The contemporary public image of the GPF is shaped largely by a track record that is strewn with countless instances of brutality and stories of death squads and summary executions. Some of these bear a chilling resemblance to the policing practices by the repressive Latin American regimes of the latter half of the twentieth century.
What became apparent long ago is that the police had embraced cruelty and ruthlessness as accepted methods of enforcing the law. No less apparent was the seeming disinclination of the powers that be to have the Force do things differently.
The 2004 public enquiry relating to then Home Affairs Minister Ronald Gajraj produced more than a generous measure of evidence of truth in the allegations of illegal policing methods. Moreover, it was the government’s responses to the outcomes of that enquiry that may even have offered clues regarding the direction in which policing was likely to go in the future.
Not surprisingly, the issues of brutality and torture keep returning to public discourse on policing with monotonous regularity. Some of those particular allegations are now prominent in the public space. In the Colwyn Harding case, prosecution of police officers has been secured largely on account of sustained public and media advocacy, the posture of the police in the matter having been characterized by equal measures of stonewalling and indifference.
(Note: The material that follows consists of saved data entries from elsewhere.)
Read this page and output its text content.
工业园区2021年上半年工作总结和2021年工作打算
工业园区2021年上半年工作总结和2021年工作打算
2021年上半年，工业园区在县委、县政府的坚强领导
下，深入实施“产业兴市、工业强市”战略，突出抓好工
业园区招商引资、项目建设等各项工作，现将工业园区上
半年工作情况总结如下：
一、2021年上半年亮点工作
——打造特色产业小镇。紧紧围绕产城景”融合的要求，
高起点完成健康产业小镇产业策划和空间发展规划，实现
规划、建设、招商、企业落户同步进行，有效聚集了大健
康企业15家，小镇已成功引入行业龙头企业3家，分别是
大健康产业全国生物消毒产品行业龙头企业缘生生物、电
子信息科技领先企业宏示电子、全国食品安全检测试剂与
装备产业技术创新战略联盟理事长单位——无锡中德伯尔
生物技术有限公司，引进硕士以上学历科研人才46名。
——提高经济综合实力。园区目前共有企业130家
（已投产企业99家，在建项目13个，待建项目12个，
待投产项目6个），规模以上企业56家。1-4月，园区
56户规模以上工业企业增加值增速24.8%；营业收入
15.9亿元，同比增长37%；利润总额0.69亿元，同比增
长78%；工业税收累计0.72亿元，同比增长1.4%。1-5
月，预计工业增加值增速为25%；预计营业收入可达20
The issue of illegal policing methods and the consequential state of relations between the GPF and the public arose again just a few days ago during an interview this newspaper had with a security expert. In the course of the exchange the expert made the deeply disturbing assertion that public manifestations of police brutality are in fact reflections of the “culture” of policing in Guyana rather than simply the aberrant behaviour of some misguided thugs in uniform. The suggestion that police excesses are covered up because of some unwritten code that police do not ‘snitch’ on each other, and that a lot of what is happening cannot take place without the knowledge of ranks in high command, does not bear thinking about.
For a host of profoundly important reasons it is in the interest of the GPF to undertake a studied review of its relations with the public that it polices and protects as a facet of its broader law enforcement mission.